Data Cleaning and Visualization

A Step-by-Step Guide to Clean Data for Analysis

Data Analytics Course

Learning Objectives

By the end of this presentation, you will understand:

How to identify common data quality issues
Techniques for cleaning messy datasets
Methods to handle missing values, duplicates, and outliers
How to filter and transform data for analysis
Best practices for data preparation

Why Data Cleaning Matters

The Reality

Real-world data is messy 🧹
80% of analysis time is spent on data cleaning ⏰
Bad data = Bad conclusions ❌

Common Issues

Missing values 🕳️
Duplicate records 👯
Inconsistent formatting 🔀
Outliers 📊
Invalid entries ⚠️

Part 1: Understanding Your Data

Loading and Initial Inspection 📊

Step 0: Load Python’s Libraries

# ========================================
# Import Required Libraries
# ========================================
# pandas (pd): The primary library for working with tabular data (like spreadsheets)
import pandas as pd

# numpy (np): Library for numerical computations and array operations
import numpy as np

# matplotlib.pyplot (plt): The main plotting library for creating visualizations
import matplotlib.pyplot as plt

Libraries are extra pieces of code that facilitate Python’s programming scope*

🔈 ➡️ 🔊

Step 1 (a): Load Your Data 📁

From a File?

Loading from CSV


# Load your dataset
df = pd.read_csv('your_data.csv')

# First look at the data
df.head()

Always start by examining your data!

👀

Step 1 (b): Prepare (Random) Data

From a random?


# datetime modules: For working with dates and times
from datetime import datetime, timedelta

# ========================================
# Configure Settings
# ========================================
# Set random seed to 42 so everyone gets the same "random" data
# This makes our code reproducible - you'll get the same results every time
np.random.seed(42)

# Configure pandas display options for better readability
pd.set_option('display.max_columns', None)  # Show all columns (don't truncate)
pd.set_option('display.width', None)        # Use full screen width

print("✓ Libraries imported successfully!")
print("✓ Settings configured!")

Step 1: Create The Dataset

# ========================================
# Create Sample Dataset with Intentional Data Quality Issues
# ========================================
# We're creating a realistic dataset that has common problems you'll encounter in real data

# Set the number of records we want to generate
n_records = 500

# ----------------------------------------
# Generate Random Dates
# ----------------------------------------
# Create a starting date (January 1, 2024)
start_date = datetime(2024, 1, 1)

# Generate 500 random dates throughout 2024
# This simulates transaction dates spread across the year
dates = [start_date + timedelta(days=np.random.randint(0, 365)) for _ in range(n_records)]

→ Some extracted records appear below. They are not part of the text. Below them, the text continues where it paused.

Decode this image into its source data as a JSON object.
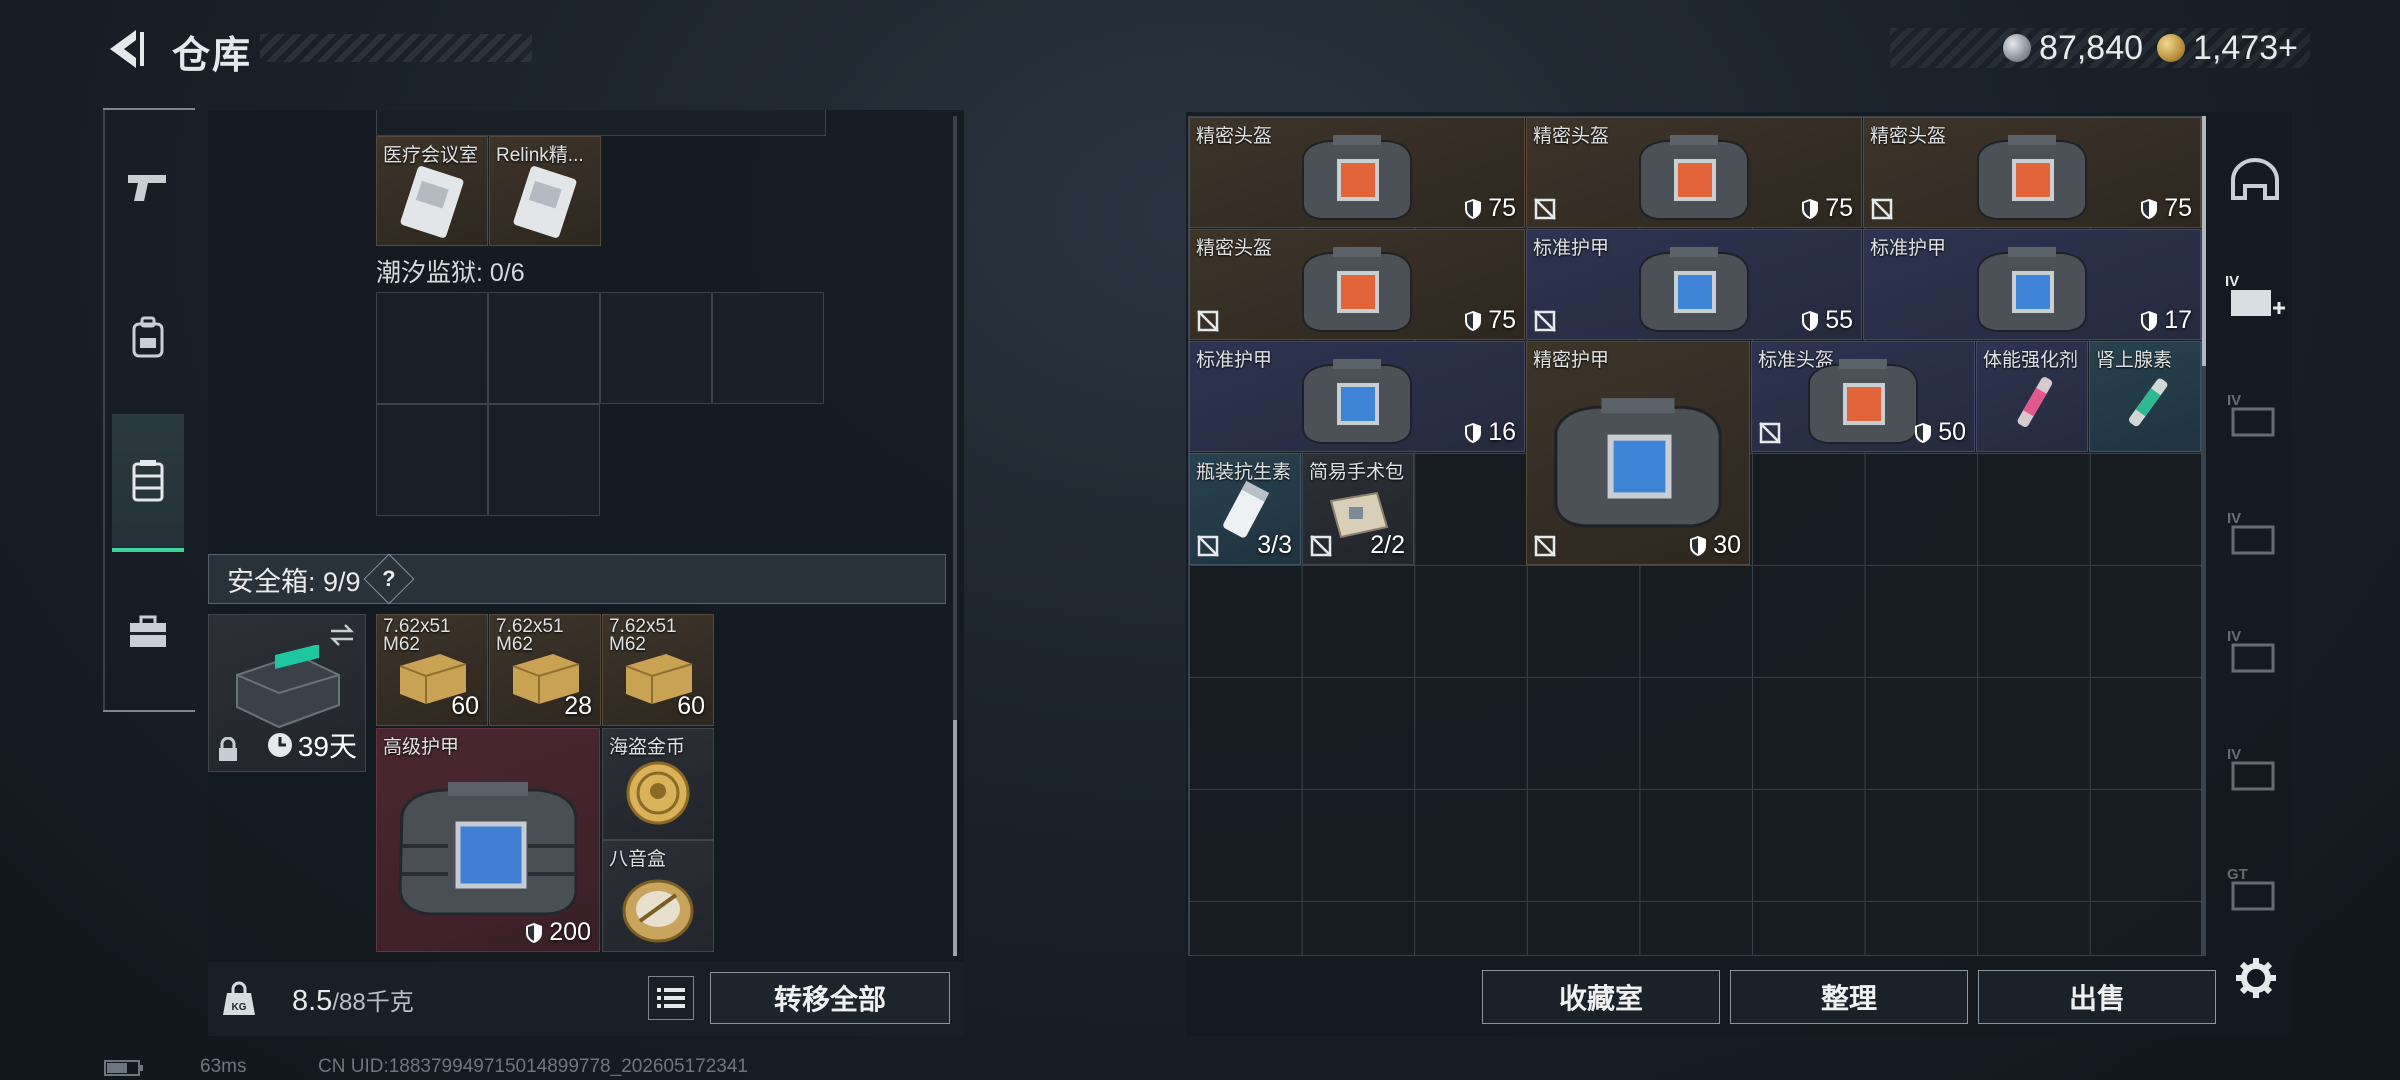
{
  "header": {
    "title": "仓库",
    "silver_value": "87,840",
    "gold_value": "1,473",
    "plus": "+"
  },
  "left_panel": {
    "top_items": [
      {
        "label": "医疗会议室",
        "kind": "keycard"
      },
      {
        "label": "Relink精...",
        "kind": "keycard"
      }
    ],
    "prison_label": "潮汐监狱: 0/6",
    "safebox_label": "安全箱: 9/9",
    "safebox_help": "?",
    "safebox_timer": "39天",
    "ammo": [
      {
        "label": "7.62x51\nM62",
        "count": "60"
      },
      {
        "label": "7.62x51\nM62",
        "count": "28"
      },
      {
        "label": "7.62x51\nM62",
        "count": "60"
      }
    ],
    "armor_label": "高级护甲",
    "armor_dura": "200",
    "coin_label": "海盗金币",
    "music_box_label": "八音盒",
    "weight_value": "8.5",
    "weight_max": "/88千克",
    "transfer_button": "转移全部"
  },
  "right_panel": {
    "items": [
      {
        "label": "精密头盔",
        "dura": "75",
        "color": "brown",
        "screen": "orange",
        "noins": false
      },
      {
        "label": "精密头盔",
        "dura": "75",
        "color": "brown",
        "screen": "orange",
        "noins": true
      },
      {
        "label": "精密头盔",
        "dura": "75",
        "color": "brown",
        "screen": "orange",
        "noins": true
      },
      {
        "label": "精密头盔",
        "dura": "75",
        "color": "brown",
        "screen": "orange",
        "noins": true
      },
      {
        "label": "标准护甲",
        "dura": "55",
        "color": "blue",
        "screen": "blue",
        "noins": true
      },
      {
        "label": "标准护甲",
        "dura": "17",
        "color": "blue",
        "screen": "blue",
        "noins": false
      },
      {
        "label": "标准护甲",
        "dura": "16",
        "color": "blue",
        "screen": "blue",
        "noins": false
      },
      {
        "label": "精密护甲",
        "dura": "30",
        "color": "brown",
        "screen": "blue",
        "noins": true
      },
      {
        "label": "标准头盔",
        "dura": "50",
        "color": "blue",
        "screen": "orange",
        "noins": true
      },
      {
        "label": "体能强化剂",
        "color": "blue"
      },
      {
        "label": "肾上腺素",
        "color": "teal"
      },
      {
        "label": "瓶装抗生素",
        "count": "3/3",
        "color": "teal",
        "noins": true
      },
      {
        "label": "简易手术包",
        "count": "2/2",
        "color": "dark",
        "noins": true
      }
    ],
    "buttons": {
      "collection": "收藏室",
      "sort": "整理",
      "sell": "出售"
    }
  },
  "footer": {
    "ping": "63ms",
    "uid": "CN UID:188379949715014899778_202605172341"
  },
  "colors": {
    "accent_green": "#3ed29a",
    "brown_cell": "#3e3429",
    "blue_cell": "#2e3450",
    "red_cell": "#4a2730"
  },
  "icons": {
    "nav": [
      "gun-icon",
      "backpack-icon",
      "container-icon",
      "toolbox-icon"
    ],
    "right": [
      "helmet-icon",
      "add-storage-icon",
      "storage-tier-icon",
      "storage-tier-icon",
      "storage-tier-icon",
      "storage-tier-icon",
      "storage-tier-icon",
      "settings-icon"
    ]
  }
}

# ----------------------------------------
# Build the Dataset Dictionary
# ----------------------------------------
# Create a dictionary where each key is a column name and value is a list of data
data = {
    # Transaction date for each sale
    'date': dates,
    
    # Product names - randomly chosen from 6 different products
    'product': np.random.choice(['Laptop', 'Phone', 'Tablet', 'Monitor', 'Keyboard', 'Mouse'], n_records),
    
    # Region names - NOTE: Intentionally inconsistent capitalization ('north' vs 'North' vs 'SOUTH')
    # This is a common data quality issue we'll need to fix!
    'region': np.random.choice(['North', 'South', 'East', 'West', 'north', 'SOUTH'], n_records),
    
    # Sales amount in dollars - random values between $100 and $5,000
    'sales': np.random.randint(100, 5000, n_records),
    
    # Quantity of items sold - random values between 1 and 50
    'quantity': np.random.randint(1, 50, n_records),
    
    # Customer age - random values between 18 and 75
    'customer_age': np.random.randint(18, 75, n_records),
    
    # Customer satisfaction score (1-5 scale, where 5 is best)
    'satisfaction': np.random.choice([1, 2, 3, 4, 5], n_records)
}

# Convert the dictionary into a pandas DataFrame (like a spreadsheet table)
df = pd.DataFrame(data)

# ----------------------------------------
# Introduce Missing Values (10% of data)
# ----------------------------------------
# Randomly select 10% of rows to have missing data
missing_indices = np.random.choice(df.index, size=int(n_records * 0.10), replace=False)

# Make half of those rows have missing sales values
df.loc[missing_indices[:len(missing_indices)//2], 'sales'] = np.nan

# Make the other half have missing satisfaction scores
df.loc[missing_indices[len(missing_indices)//2:], 'satisfaction'] = np.nan

# ----------------------------------------
# Introduce Duplicate Rows
# ----------------------------------------
# Randomly select 20 rows and duplicate them
duplicate_rows = df.sample(20)
# Add these duplicate rows to the dataframe (this creates duplicates)
df = pd.concat([df, duplicate_rows], ignore_index=True)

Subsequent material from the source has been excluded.